8 June. The Philosophical Faculty and Theosophy.

A series of lectures which were started in October, 1905, commenced with ‘Haeckel, “The Riddle of the Universe” and Theosophy’. It was indeed essential that Rudolf Steiner should take Haeckel as the starting-point for these discourses, because he was of opinion that in virtue of the outstanding nature of his achievements in the sphere of natural science, Haeckel was worthy and entitled to become a decisive spiritual power in our present philosophical outlook, [would he but apprehend and acknowledge the divine spirit latent within his works—and at this point lay the parting of their ways (Ed.)]. On the other hand, Steiner repudiated entirely the claims made by the courageous and ingenious Haeckel, who was already venturing to encroach and become active in the domains of Philosophy, and the formation of world opinion. Here must the bolt be shot and the mischief averted. This Rudolf Steiner did with the greatest energy and consistency, but it did not prevent him from expressing himself in words conveying the warmest appreciation whenever he could perceive the positive element in Haeckel's works.

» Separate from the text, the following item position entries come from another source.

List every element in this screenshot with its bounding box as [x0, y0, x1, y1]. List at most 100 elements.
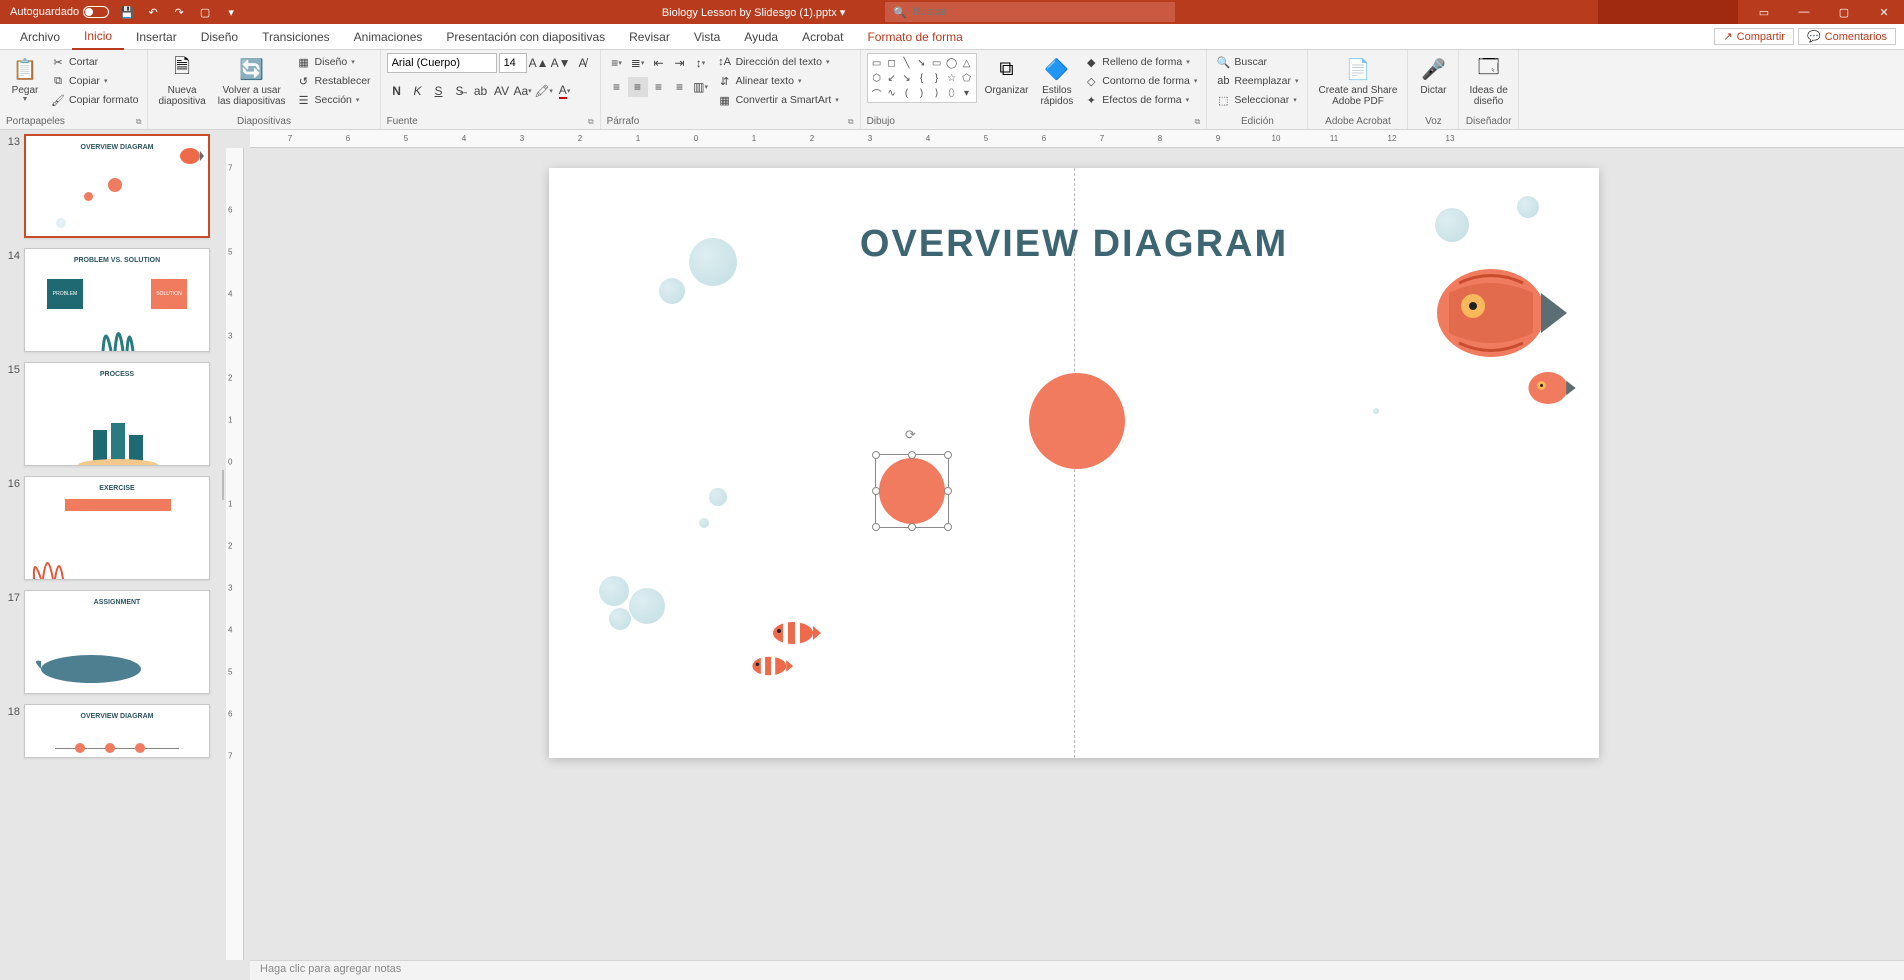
- redo-icon[interactable]: ↷: [171, 4, 187, 20]
- vertical-ruler[interactable]: 765432101234567: [226, 148, 244, 960]
- ribbon-display-icon[interactable]: ▭: [1744, 0, 1784, 24]
- undo-icon[interactable]: ↶: [145, 4, 161, 20]
- font-name-input[interactable]: [387, 53, 497, 73]
- bold-icon[interactable]: N: [387, 81, 407, 101]
- start-show-icon[interactable]: ▢: [197, 4, 213, 20]
- tab-inicio[interactable]: Inicio: [72, 24, 124, 50]
- highlight-icon[interactable]: 🖍▾: [534, 81, 554, 101]
- tab-formato-forma[interactable]: Formato de forma: [855, 24, 974, 50]
- expand-icon[interactable]: ⧉: [848, 117, 854, 127]
- new-slide-button[interactable]: 🗎Nuevadiapositiva: [154, 53, 209, 109]
- resize-handle[interactable]: [908, 451, 916, 459]
- select-button[interactable]: ⬚Seleccionar▾: [1213, 91, 1301, 109]
- search-box[interactable]: 🔍: [885, 2, 1175, 22]
- slide-canvas[interactable]: OVERVIEW DIAGRAM: [549, 168, 1599, 758]
- thumbnail-14[interactable]: PROBLEM VS. SOLUTION PROBLEM SOLUTION: [24, 248, 210, 352]
- share-button[interactable]: ↗Compartir: [1714, 28, 1794, 45]
- comments-button[interactable]: 💬Comentarios: [1798, 28, 1896, 45]
- section-button[interactable]: ☰Sección▾: [294, 91, 374, 109]
- user-account-box[interactable]: [1598, 0, 1738, 24]
- resize-handle[interactable]: [908, 523, 916, 531]
- maximize-icon[interactable]: ▢: [1824, 0, 1864, 24]
- strike-icon[interactable]: S̶: [450, 81, 470, 101]
- layout-button[interactable]: ▦Diseño▾: [294, 53, 374, 71]
- resize-handle[interactable]: [872, 523, 880, 531]
- resize-handle[interactable]: [944, 487, 952, 495]
- bullets-icon[interactable]: ≡▾: [607, 53, 627, 73]
- format-painter-button[interactable]: 🖌Copiar formato: [48, 91, 141, 109]
- selection-box[interactable]: ⟳: [875, 454, 949, 528]
- create-pdf-button[interactable]: 📄Create and ShareAdobe PDF: [1314, 53, 1401, 109]
- customize-qat-icon[interactable]: ▾: [223, 4, 239, 20]
- expand-icon[interactable]: ⧉: [136, 117, 142, 127]
- font-size-input[interactable]: [499, 53, 527, 73]
- rotate-handle-icon[interactable]: ⟳: [905, 427, 919, 441]
- horizontal-ruler[interactable]: 7654321012345678910111213: [250, 130, 1904, 148]
- tab-revisar[interactable]: Revisar: [617, 24, 682, 50]
- increase-indent-icon[interactable]: ⇥: [670, 53, 690, 73]
- tab-animaciones[interactable]: Animaciones: [342, 24, 435, 50]
- autosave-toggle[interactable]: Autoguardado: [10, 6, 109, 18]
- thumbnail-18[interactable]: OVERVIEW DIAGRAM: [24, 704, 210, 758]
- notes-bar[interactable]: Haga clic para agregar notas: [250, 960, 1904, 980]
- shadow-icon[interactable]: ab: [471, 81, 491, 101]
- justify-icon[interactable]: ≡: [670, 77, 690, 97]
- tab-transiciones[interactable]: Transiciones: [250, 24, 342, 50]
- orange-circle-large[interactable]: [1029, 373, 1125, 469]
- resize-handle[interactable]: [872, 487, 880, 495]
- align-right-icon[interactable]: ≡: [649, 77, 669, 97]
- document-title[interactable]: Biology Lesson by Slidesgo (1).pptx ▾: [662, 6, 845, 19]
- case-icon[interactable]: Aa▾: [513, 81, 533, 101]
- reuse-slides-button[interactable]: 🔄Volver a usarlas diapositivas: [214, 53, 290, 109]
- tab-insertar[interactable]: Insertar: [124, 24, 189, 50]
- spacing-icon[interactable]: AV: [492, 81, 512, 101]
- reset-button[interactable]: ↺Restablecer: [294, 72, 374, 90]
- thumbnail-16[interactable]: EXERCISE: [24, 476, 210, 580]
- text-direction-button[interactable]: ↕ADirección del texto▾: [715, 53, 842, 71]
- clear-format-icon[interactable]: A̸: [573, 53, 593, 73]
- tab-ayuda[interactable]: Ayuda: [732, 24, 790, 50]
- cut-button[interactable]: ✂Cortar: [48, 53, 141, 71]
- arrange-button[interactable]: ⧉Organizar: [981, 53, 1033, 98]
- thumbnail-15[interactable]: PROCESS: [24, 362, 210, 466]
- line-spacing-icon[interactable]: ↕▾: [691, 53, 711, 73]
- replace-button[interactable]: abReemplazar▾: [1213, 72, 1301, 90]
- align-center-icon[interactable]: ≡: [628, 77, 648, 97]
- thumbnail-13[interactable]: OVERVIEW DIAGRAM: [24, 134, 210, 238]
- columns-icon[interactable]: ▥▾: [691, 77, 711, 97]
- paste-button[interactable]: 📋 Pegar ▼: [6, 53, 44, 105]
- shape-effects-button[interactable]: ✦Efectos de forma▾: [1081, 91, 1200, 109]
- tab-acrobat[interactable]: Acrobat: [790, 24, 855, 50]
- increase-font-icon[interactable]: A▲: [529, 53, 549, 73]
- resize-handle[interactable]: [944, 451, 952, 459]
- search-input[interactable]: [913, 6, 1167, 18]
- smartart-button[interactable]: ▦Convertir a SmartArt▾: [715, 91, 842, 109]
- save-icon[interactable]: 💾: [119, 4, 135, 20]
- numbering-icon[interactable]: ≣▾: [628, 53, 648, 73]
- font-color-icon[interactable]: A▾: [555, 81, 575, 101]
- decrease-indent-icon[interactable]: ⇤: [649, 53, 669, 73]
- find-button[interactable]: 🔍Buscar: [1213, 53, 1301, 71]
- minimize-icon[interactable]: —: [1784, 0, 1824, 24]
- close-icon[interactable]: ✕: [1864, 0, 1904, 24]
- tab-vista[interactable]: Vista: [682, 24, 732, 50]
- shape-outline-button[interactable]: ◇Contorno de forma▾: [1081, 72, 1200, 90]
- toggle-track[interactable]: [83, 6, 109, 18]
- align-left-icon[interactable]: ≡: [607, 77, 627, 97]
- slide-panel[interactable]: 13 OVERVIEW DIAGRAM 14 PROBLEM VS. SOLUT…: [0, 130, 220, 980]
- tab-archivo[interactable]: Archivo: [8, 24, 72, 50]
- resize-handle[interactable]: [872, 451, 880, 459]
- tab-presentacion[interactable]: Presentación con diapositivas: [434, 24, 617, 50]
- underline-icon[interactable]: S: [429, 81, 449, 101]
- decrease-font-icon[interactable]: A▼: [551, 53, 571, 73]
- thumbnail-17[interactable]: ASSIGNMENT: [24, 590, 210, 694]
- expand-icon[interactable]: ⧉: [1195, 117, 1201, 127]
- canvas-wrap[interactable]: OVERVIEW DIAGRAM: [244, 148, 1904, 960]
- dictate-button[interactable]: 🎤Dictar: [1414, 53, 1452, 98]
- align-text-button[interactable]: ⇵Alinear texto▾: [715, 72, 842, 90]
- quick-styles-button[interactable]: 🔷Estilosrápidos: [1036, 53, 1077, 109]
- italic-icon[interactable]: K: [408, 81, 428, 101]
- shapes-gallery[interactable]: ▭◻╲➘▭◯△ ⬡↙↘{}☆⬠ ⌒∿()⟩⬯▾: [867, 53, 977, 103]
- design-ideas-button[interactable]: 🗔Ideas dediseño: [1465, 53, 1511, 109]
- copy-button[interactable]: ⧉Copiar▾: [48, 72, 141, 90]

Never have I found this side of Rudolf Steiner's nature rightly understood; people always seemed wilfully to regard it as inconsistent that the same man should at one time praise, and at another find fault; but this he did with whole-hearted enthusiasm on the one hand, or with merciless severity and logic on the other, the while, however, he never allowed his personal feelings to influence either his praise or his censure. He rose above all such bias, and was ever delighted to observe productive and creative capacity in others. He enraptured those who heard him when he expressed his approval through the warmth of his approbation; but, when he made reference to that which was harmful and pernicious, he evoked surprise by the unexpected keenness and rigour of his demonstrations and reasoning. He ever maintained the greatest affection for Ernest Haeckel, and it was a delightful experience to be present when these two met—the youthful freshness of Haeckel, his elasticity of tread—the waving of the broad-brimmed, wide-awake hat—his beaming childlike blue eyes—all in one who judged by years, should have been already numbered with the aged. Haeckel was no mere philosopher, but a man of deeds with a penetrating flashing glance as of one profoundly observant. He was ever moved by an impetuous warmheartedness, his true being filled with loving patience and tolerance; he was a factor in the world's history, and his influence will continue to be felt in days yet to come.